Everyone knows that prevention is better than cure, but the government continually ignores it as we face huge problems with obesity, diabetes, cancer, and alcohol-related injuries. The National Prevention Strategy (NPHS) calls for an investment in preventive health of 5% of total federal and state government health expenditures by 2030. We are currently well below that. The Australian Institute of Health and Welfare’s Health Expenditure Reports consistently estimate public and preventative investment in health at less than 2% of total health expenditure, and lower than in other countries such as the UK, Canada and New Zealand. The budget allocation of $30.1 million for the ENSP is purely symbolic.
With a high national debt on the back of pandemic emergency spending, defence, elderly care and National Disability Insurance Scheme spending commitments, the government has missed an opportunity to increase revenue through significant taxes on alcohol and sugar-sweetened beverages that target key business determinants of health. These measures are the low-hanging fruits of taxation, are supported in Australian communities and are implemented in more than 50 countries around the world. Raising the price of sugary and alcoholic beverages is a win-win situation for government, effectively raising incomes and improving health and social outcomes (here, here, and here). The largest government health expenditure for a single condition is $5 billion for dental caries, largely attributable to the consumption of sugary drinks.

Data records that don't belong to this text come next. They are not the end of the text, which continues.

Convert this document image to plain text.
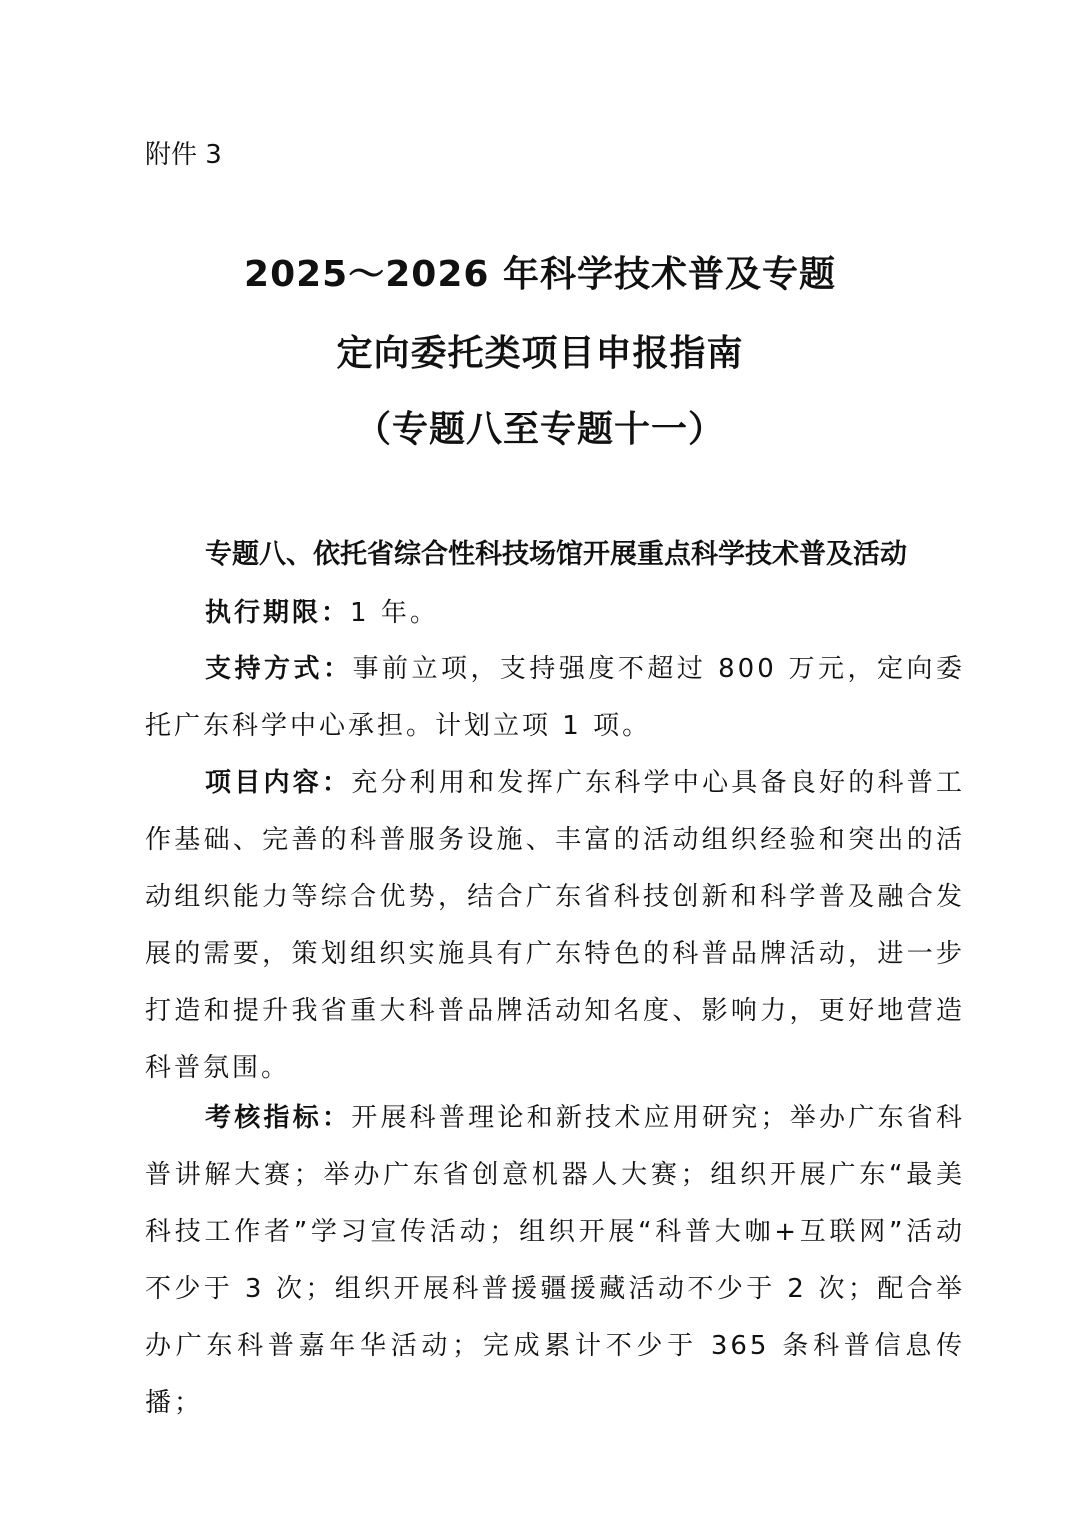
附件 3
2025～2026 年科学技术普及专题
定向委托类项目申报指南
（专题八至专题十一）
专题八、依托省综合性科技场馆开展重点科学技术普及活动
执行期限：1 年。
支持方式：事前立项，支持强度不超过 800 万元，定向委托广东科学中心承担。计划立项 1 项。
项目内容：充分利用和发挥广东科学中心具备良好的科普工作基础、完善的科普服务设施、丰富的活动组织经验和突出的活动组织能力等综合优势，结合广东省科技创新和科学普及融合发展的需要，策划组织实施具有广东特色的科普品牌活动，进一步打造和提升我省重大科普品牌活动知名度、影响力，更好地营造科普氛围。
考核指标：开展科普理论和新技术应用研究；举办广东省科普讲解大赛；举办广东省创意机器人大赛；组织开展广东“最美科技工作者”学习宣传活动；组织开展“科普大咖+互联网”活动不少于 3 次；组织开展科普援疆援藏活动不少于 2 次；配合举办广东科普嘉年华活动；完成累计不少于 365 条科普信息传播；
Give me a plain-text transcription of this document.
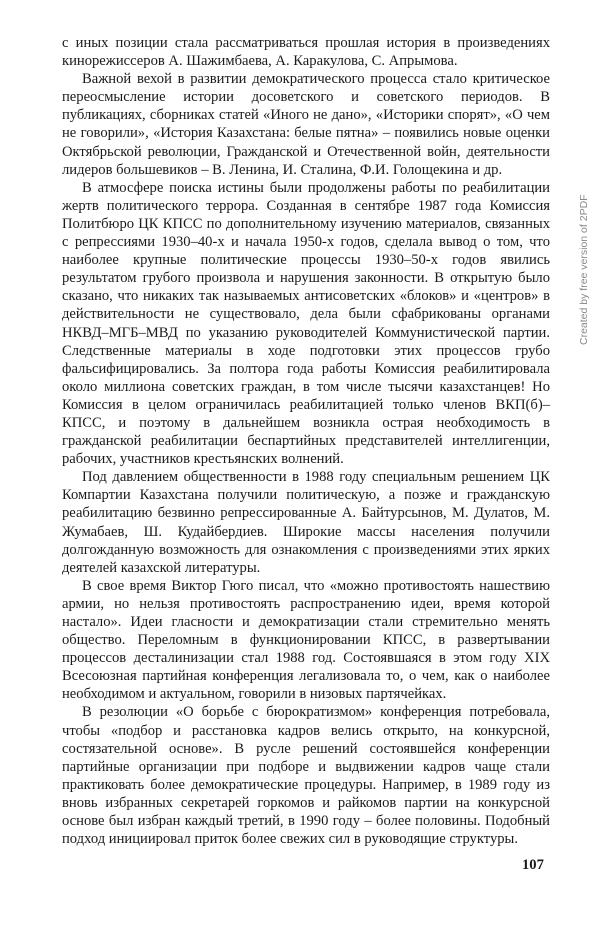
с иных позиции стала рассматриваться прошлая история в произведениях кинорежиссеров А. Шажимбаева, А. Каракулова, С. Апрымова.

Важной вехой в развитии демократического процесса стало критическое переосмысление истории досоветского и советского периодов. В публикациях, сборниках статей «Иного не дано», «Историки спорят», «О чем не говорили», «История Казахстана: белые пятна» – появились новые оценки Октябрьской революции, Гражданской и Отечественной войн, деятельности лидеров большевиков – В. Ленина, И. Сталина, Ф.И. Голощекина и др.

В атмосфере поиска истины были продолжены работы по реабилитации жертв политического террора. Созданная в сентябре 1987 года Комиссия Политбюро ЦК КПСС по дополнительному изучению материалов, связанных с репрессиями 1930–40-х и начала 1950-х годов, сделала вывод о том, что наиболее крупные политические процессы 1930–50-х годов явились результатом грубого произвола и нарушения законности. В открытую было сказано, что никаких так называемых антисоветских «блоков» и «центров» в действительности не существовало, дела были сфабрикованы органами НКВД–МГБ–МВД по указанию руководителей Коммунистической партии. Следственные материалы в ходе подготовки этих процессов грубо фальсифицировались. За полтора года работы Комиссия реабилитировала около миллиона советских граждан, в том числе тысячи казахстанцев! Но Комиссия в целом ограничилась реабилитацией только членов ВКП(б)–КПСС, и поэтому в дальнейшем возникла острая необходимость в гражданской реабилитации беспартийных представителей интеллигенции, рабочих, участников крестьянских волнений.

Под давлением общественности в 1988 году специальным решением ЦК Компартии Казахстана получили политическую, а позже и гражданскую реабилитацию безвинно репрессированные А. Байтурсынов, М. Дулатов, М. Жумабаев, Ш. Кудайбердиев. Широкие массы населения получили долгожданную возможность для ознакомления с произведениями этих ярких деятелей казахской литературы.

В свое время Виктор Гюго писал, что «можно противостоять нашествию армии, но нельзя противостоять распространению идеи, время которой настало». Идеи гласности и демократизации стали стремительно менять общество. Переломным в функционировании КПСС, в развертывании процессов десталинизации стал 1988 год. Состоявшаяся в этом году XIX Всесоюзная партийная конференция легализовала то, о чем, как о наиболее необходимом и актуальном, говорили в низовых партячейках.

В резолюции «О борьбе с бюрократизмом» конференция потребовала, чтобы «подбор и расстановка кадров велись открыто, на конкурсной, состязательной основе». В русле решений состоявшейся конференции партийные организации при подборе и выдвижении кадров чаще стали практиковать более демократические процедуры. Например, в 1989 году из вновь избранных секретарей горкомов и райкомов партии на конкурсной основе был избран каждый третий, в 1990 году – более половины. Подобный подход инициировал приток более свежих сил в руководящие структуры.

107
Created by free version of 2PDF
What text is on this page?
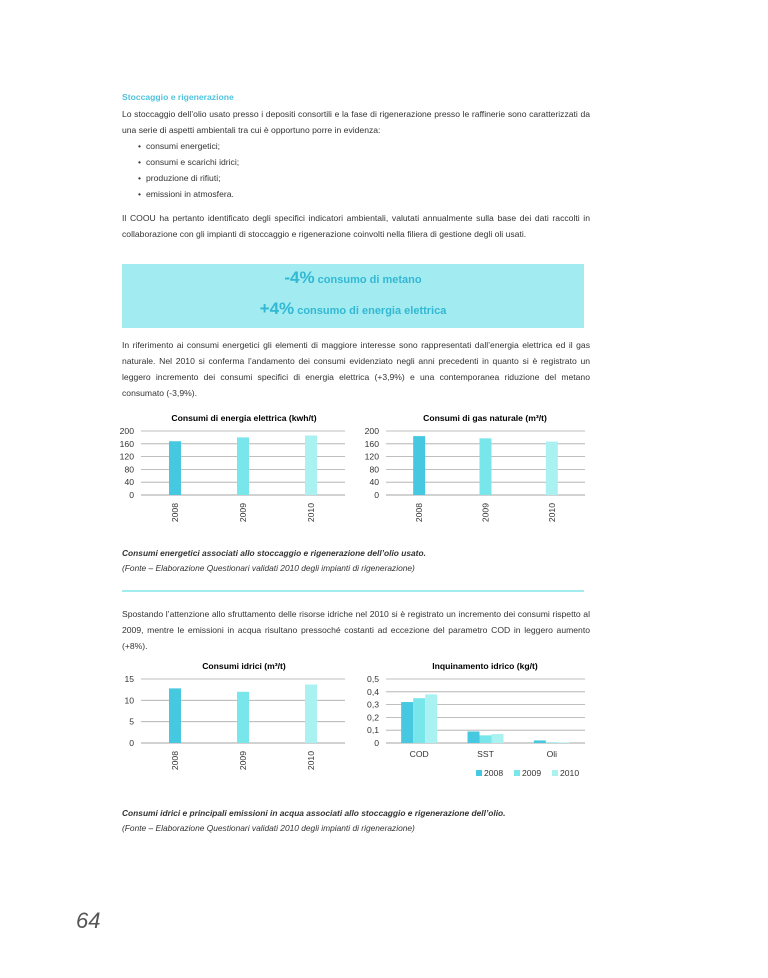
Stoccaggio e rigenerazione
Lo stoccaggio dell’olio usato presso i depositi consortili e la fase di rigenerazione presso le raffinerie sono caratterizzati da una serie di aspetti ambientali tra cui è opportuno porre in evidenza:
• consumi energetici;
• consumi e scarichi idrici;
• produzione di rifiuti;
• emissioni in atmosfera.
Il COOU ha pertanto identificato degli specifici indicatori ambientali, valutati annualmente sulla base dei dati raccolti in collaborazione con gli impianti di stoccaggio e rigenerazione coinvolti nella filiera di gestione degli oli usati.
-4% consumo di metano
+4% consumo di energia elettrica
In riferimento ai consumi energetici gli elementi di maggiore interesse sono rappresentati dall’energia elettrica ed il gas naturale. Nel 2010 si conferma l’andamento dei consumi evidenziato negli anni precedenti in quanto si è registrato un leggero incremento dei consumi specifici di energia elettrica (+3,9%) e una contemporanea riduzione del metano consumato (-3,9%).
Consumi di energia elettrica (kwh/t)
200
160
120
80
40
0
2008	2009	2010
Consumi di gas naturale (m³/t)
200
160
120
80
40
0
2008	2009	2010
Consumi energetici associati allo stoccaggio e rigenerazione dell’olio usato.
(Fonte – Elaborazione Questionari validati 2010 degli impianti di rigenerazione)
Spostando l’attenzione allo sfruttamento delle risorse idriche nel 2010 si è registrato un incremento dei consumi rispetto al 2009, mentre le emissioni in acqua risultano pressoché costanti ad eccezione del parametro COD in leggero aumento (+8%).
Consumi idrici (m³/t)
15
10
5
0
2008	2009	2010
Inquinamento idrico (kg/t)
0,5
0,4
0,3
0,2
0,1
0
COD	SST	Oli
2008 2009 2010
Consumi idrici e principali emissioni in acqua associati allo stoccaggio e rigenerazione dell’olio.
(Fonte – Elaborazione Questionari validati 2010 degli impianti di rigenerazione)
64
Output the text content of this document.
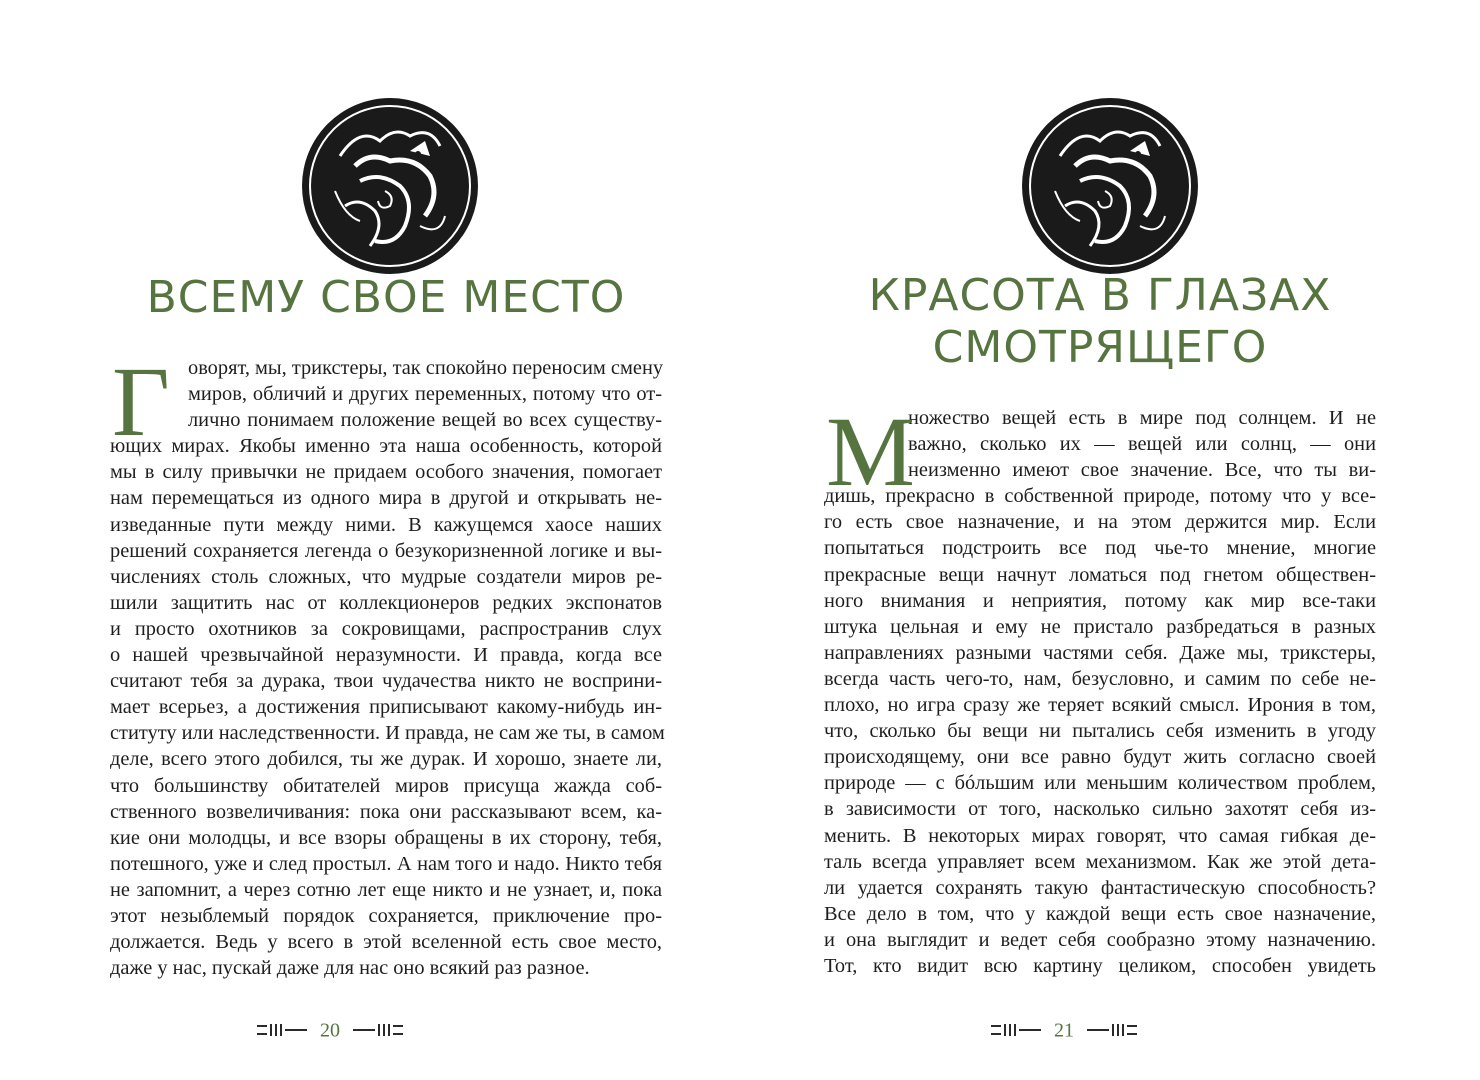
ВСЕМУ СВОЕ МЕСТО
Г оворят, мы, трикстеры, так спокойно переносим смену
миров, обличий и других переменных, потому что от-
лично понимаем положение вещей во всех существу-
ющих мирах. Якобы именно эта наша особенность, которой
мы в силу привычки не придаем особого значения, помогает
нам перемещаться из одного мира в другой и открывать не-
изведанные пути между ними. В кажущемся хаосе наших
решений сохраняется легенда о безукоризненной логике и вы-
числениях столь сложных, что мудрые создатели миров ре-
шили защитить нас от коллекционеров редких экспонатов
и просто охотников за сокровищами, распространив слух
о нашей чрезвычайной неразумности. И правда, когда все
считают тебя за дурака, твои чудачества никто не восприни-
мает всерьез, а достижения приписывают какому-нибудь ин-
ституту или наследственности. И правда, не сам же ты, в самом
деле, всего этого добился, ты же дурак. И хорошо, знаете ли,
что большинству обитателей миров присуща жажда соб-
ственного возвеличивания: пока они рассказывают всем, ка-
кие они молодцы, и все взоры обращены в их сторону, тебя,
потешного, уже и след простыл. А нам того и надо. Никто тебя
не запомнит, а через сотню лет еще никто и не узнает, и, пока
этот незыблемый порядок сохраняется, приключение про-
должается. Ведь у всего в этой вселенной есть свое место,
даже у нас, пускай даже для нас оно всякий раз разное.
20
КРАСОТА В ГЛАЗАХ
СМОТРЯЩЕГО
М
ножество вещей есть в мире под солнцем. И не
важно, сколько их — вещей или солнц, — они
неизменно имеют свое значение. Все, что ты ви-
дишь, прекрасно в собственной природе, потому что у все-
го есть свое назначение, и на этом держится мир. Если
попытаться подстроить все под чье-то мнение, многие
прекрасные вещи начнут ломаться под гнетом обществен-
ного внимания и неприятия, потому как мир все-таки
штука цельная и ему не пристало разбредаться в разных
направлениях разными частями себя. Даже мы, трикстеры,
всегда часть чего-то, нам, безусловно, и самим по себе не-
плохо, но игра сразу же теряет всякий смысл. Ирония в том,
что, сколько бы вещи ни пытались себя изменить в угоду
происходящему, они все равно будут жить согласно своей
природе — с бóльшим или меньшим количеством проблем,
в зависимости от того, насколько сильно захотят себя из-
менить. В некоторых мирах говорят, что самая гибкая де-
таль всегда управляет всем механизмом. Как же этой дета-
ли удается сохранять такую фантастическую способность?
Все дело в том, что у каждой вещи есть свое назначение,
и она выглядит и ведет себя сообразно этому назначению.
Тот, кто видит всю картину целиком, способен увидеть
21
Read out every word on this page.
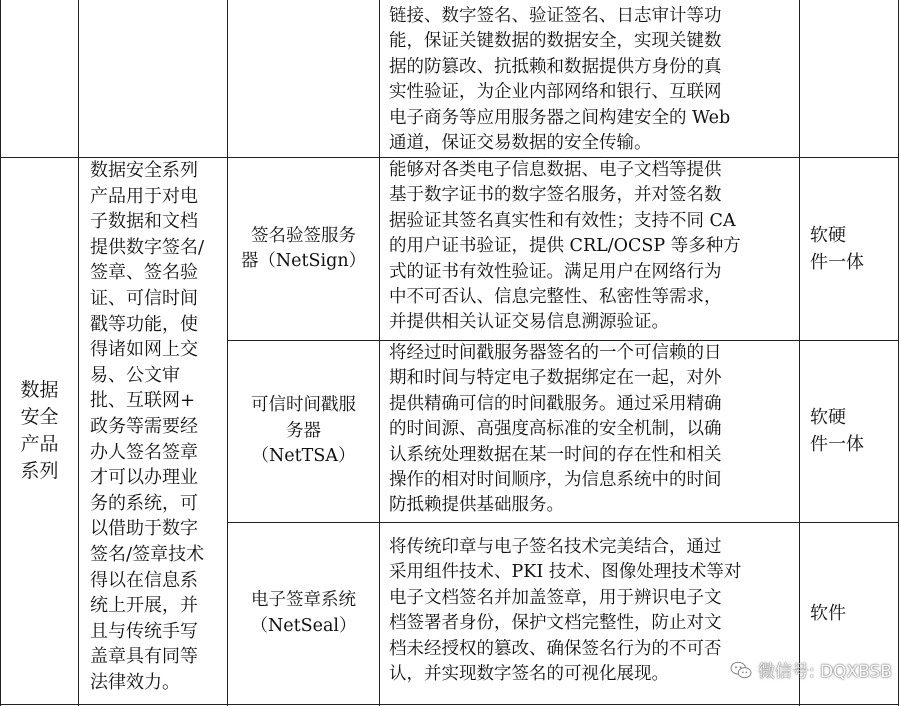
链接、数字签名、验证签名、日志审计等功
能，保证关键数据的数据安全，实现关键数
据的防篡改、抗抵赖和数据提供方身份的真
实性验证，为企业内部网络和银行、互联网
电子商务等应用服务器之间构建安全的 Web
通道，保证交易数据的安全传输。
数据
安全
产品
系列
数据安全系列
产品用于对电
子数据和文档
提供数字签名/
签章、签名验
证、可信时间
戳等功能，使
得诸如网上交
易、公文审
批、互联网+
政务等需要经
办人签名签章
才可以办理业
务的系统，可
以借助于数字
签名/签章技术
得以在信息系
统上开展，并
且与传统手写
盖章具有同等
法律效力。
签名验签服务
器（NetSign）
能够对各类电子信息数据、电子文档等提供
基于数字证书的数字签名服务，并对签名数
据验证其签名真实性和有效性；支持不同 CA
的用户证书验证，提供 CRL/OCSP 等多种方
式的证书有效性验证。满足用户在网络行为
中不可否认、信息完整性、私密性等需求，
并提供相关认证交易信息溯源验证。
软硬
件一体
可信时间戳服
务器
（NetTSA）
将经过时间戳服务器签名的一个可信赖的日
期和时间与特定电子数据绑定在一起，对外
提供精确可信的时间戳服务。通过采用精确
的时间源、高强度高标准的安全机制，以确
认系统处理数据在某一时间的存在性和相关
操作的相对时间顺序，为信息系统中的时间
防抵赖提供基础服务。
软硬
件一体
电子签章系统
（NetSeal）
将传统印章与电子签名技术完美结合，通过
采用组件技术、PKI 技术、图像处理技术等对
电子文档签名并加盖签章，用于辨识电子文
档签署者身份，保护文档完整性，防止对文
档未经授权的篡改、确保签名行为的不可否
认，并实现数字签名的可视化展现。
软件
微信号: DQXBSB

Counting the costs of inaction
The National Health Survey for 2017-2018 reports that two-thirds (67.0%) of Australians are overweight or obese, and around a quarter (24.9%) of children aged 5-17 are underweight. overweight or obese. From a health perspective, these numbers mean that a large portion of the population is at increased risk of chronic diseases, including cardiovascular disease, type 2 diabetes and certain cancers. In 2021, the Australian Medical Association estimated that:
“…if no action is taken to stem the obesity crisis, by 2025 taxpayers will have paid an additional $29.5 billion (over four years [to 2024–25]) for the direct health costs of obesity.
The federal government has once again missed an opportunity to make important structural improvements to the health care system and expand preventive multisectoral action in health. This happened despite the launch of the NPHS in December 2021, a blueprint to address Australia’s health and prevent the onslaught of chronic disease costs and burdens. Australia must not continue to fail to invest in preventative health to achieve a healthier population while protecting our health system and workforce.
Associate Professor Louisa Gordon is a health economist and health economics group leader at QIMR Berghofer. It is also affiliated with Queensland University of Technology and the University of Queensland.
Terry Slevin is the chief executive of the Public Health Association of Australia. It is also affiliated with Australian National University, College of Health and Medicine and Curtin University, National Institute for Drug Research.
Malcolm Baalman is Senior Policy Officer at the Public Health Association of Australia.
Statements or opinions expressed in this article reflect the views of the authors and do not represent the official policy of WADA, the MJA Where Preview+ unless otherwise stated.